India may put a previously shelved mandate for industries to switch their current consumption of fossil fuel-derived hydrogen to green alternatives back on the table, according to a senior government official.
In December last year,
India passed a law that made provisions for the government to mandate “a minimum share of consumption” of non-fossil energy or feedstock for certain “designated consumers”.
But weeks later, RK Singh, the minister for power, new and renewable energy, said there would be
no green hydrogen mandates on industry because the price of renewable H
2 was cheaper than grey hydrogen due to high gas prices, so it was “common sense” for users to buy the green variety.
Now, Bhupinder Singh Bhalla, the secretary of the Ministry of New and Renewable Energy (a senior civil servant), told the International Conference on Green Hydrogen in New Delhi today that a mandate was now likely — presumably due to a fall in the price of natural gas — adding: “We haven’t decided yet”.
Bhalla added that 70% of India’s annual production capacity by 2030 will be used for exports, implying that domestic industrial users — which consume around five million tonnes of grey hydrogen — may still be reluctant to switch to green H2 this decade.
India targets at least five million tonnes of annual green H2 production capacity by 2030, although its National Green Hydrogen Mission strategy document notes that this could rise to ten million tonnes a year to supply export markets. Hydrogen Insight has reached out to Bhalla’s office for clarification on which target he was referring to.

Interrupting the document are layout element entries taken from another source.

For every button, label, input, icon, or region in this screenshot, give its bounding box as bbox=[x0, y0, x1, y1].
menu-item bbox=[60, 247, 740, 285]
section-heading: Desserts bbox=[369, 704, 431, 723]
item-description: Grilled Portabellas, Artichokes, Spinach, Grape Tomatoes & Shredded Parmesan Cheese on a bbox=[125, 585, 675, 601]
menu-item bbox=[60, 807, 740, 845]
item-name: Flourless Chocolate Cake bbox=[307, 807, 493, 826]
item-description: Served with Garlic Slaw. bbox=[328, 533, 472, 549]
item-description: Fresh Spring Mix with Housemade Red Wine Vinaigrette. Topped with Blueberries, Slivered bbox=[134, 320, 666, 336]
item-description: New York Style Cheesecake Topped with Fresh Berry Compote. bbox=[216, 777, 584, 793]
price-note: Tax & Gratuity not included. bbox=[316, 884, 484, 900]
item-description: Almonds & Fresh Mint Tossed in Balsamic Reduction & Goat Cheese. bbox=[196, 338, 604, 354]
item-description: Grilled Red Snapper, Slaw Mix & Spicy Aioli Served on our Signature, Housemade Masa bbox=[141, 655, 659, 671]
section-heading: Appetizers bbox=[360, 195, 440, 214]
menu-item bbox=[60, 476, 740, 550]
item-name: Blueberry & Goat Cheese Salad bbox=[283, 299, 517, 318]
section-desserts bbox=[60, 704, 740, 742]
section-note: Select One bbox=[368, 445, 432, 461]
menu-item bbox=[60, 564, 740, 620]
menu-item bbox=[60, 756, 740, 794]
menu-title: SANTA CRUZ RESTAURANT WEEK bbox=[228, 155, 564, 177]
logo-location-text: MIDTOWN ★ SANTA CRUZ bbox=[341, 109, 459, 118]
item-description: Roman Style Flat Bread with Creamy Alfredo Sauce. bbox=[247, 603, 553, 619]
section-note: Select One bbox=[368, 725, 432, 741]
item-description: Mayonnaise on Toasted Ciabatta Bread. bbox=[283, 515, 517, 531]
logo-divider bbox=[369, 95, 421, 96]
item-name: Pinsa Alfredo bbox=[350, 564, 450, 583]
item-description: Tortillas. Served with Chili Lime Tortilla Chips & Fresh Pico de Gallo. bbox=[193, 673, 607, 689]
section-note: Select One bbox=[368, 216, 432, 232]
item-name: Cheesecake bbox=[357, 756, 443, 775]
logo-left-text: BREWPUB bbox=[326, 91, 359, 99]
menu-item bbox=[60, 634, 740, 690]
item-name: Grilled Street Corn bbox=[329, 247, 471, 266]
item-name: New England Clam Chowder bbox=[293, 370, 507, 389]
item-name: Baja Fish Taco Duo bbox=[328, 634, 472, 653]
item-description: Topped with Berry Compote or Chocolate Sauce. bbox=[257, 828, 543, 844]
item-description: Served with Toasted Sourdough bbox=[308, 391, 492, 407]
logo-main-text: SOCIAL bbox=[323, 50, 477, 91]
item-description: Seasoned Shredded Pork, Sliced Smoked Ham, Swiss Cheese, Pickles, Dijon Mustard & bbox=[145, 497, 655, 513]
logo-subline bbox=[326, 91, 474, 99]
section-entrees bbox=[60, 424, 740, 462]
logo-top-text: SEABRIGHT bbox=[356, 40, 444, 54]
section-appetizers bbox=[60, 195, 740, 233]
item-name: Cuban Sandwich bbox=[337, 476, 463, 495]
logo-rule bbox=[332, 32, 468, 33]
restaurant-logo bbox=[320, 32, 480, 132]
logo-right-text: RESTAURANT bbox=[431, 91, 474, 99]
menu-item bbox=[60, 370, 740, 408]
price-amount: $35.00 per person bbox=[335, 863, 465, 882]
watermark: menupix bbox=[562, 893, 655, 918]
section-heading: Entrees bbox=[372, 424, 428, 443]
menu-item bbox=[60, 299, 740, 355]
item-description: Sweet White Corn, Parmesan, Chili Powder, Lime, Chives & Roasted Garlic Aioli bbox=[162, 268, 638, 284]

India’s national strategy aims to bring the cost of green hydrogen for use in refining and fertilisers into parity with fossil fuel-based H2 from 2026 onwards.
And while the government has ramped up policies to fill in this gap — such as
an upcoming double-sided subsidy auction and a
waiver of electricity transmission fees — these may each only shave off a fraction of a dollar from the per-kg cost of green H
2.
The proposed green hydrogen production subsidies only amount to an average of 40 rupees ($0.48/kg) over three years — a drop in the ocean compared to the maximum US clean hydrogen production tax credit of $3/kg over ten years.
India is also reportedly in talks to supply ten million tonnes of green hydrogen a year to the EU, which would be another reason why exports currently seem more appealing than local consumption.
The country has
recently secured a $1.5bn loan from the World Bank to ramp up green hydrogen support and launch its national carbon market, which would cap emissions from carbon-intensive industries and drive a shift away from fossil fuel feedstocks for hydrogen.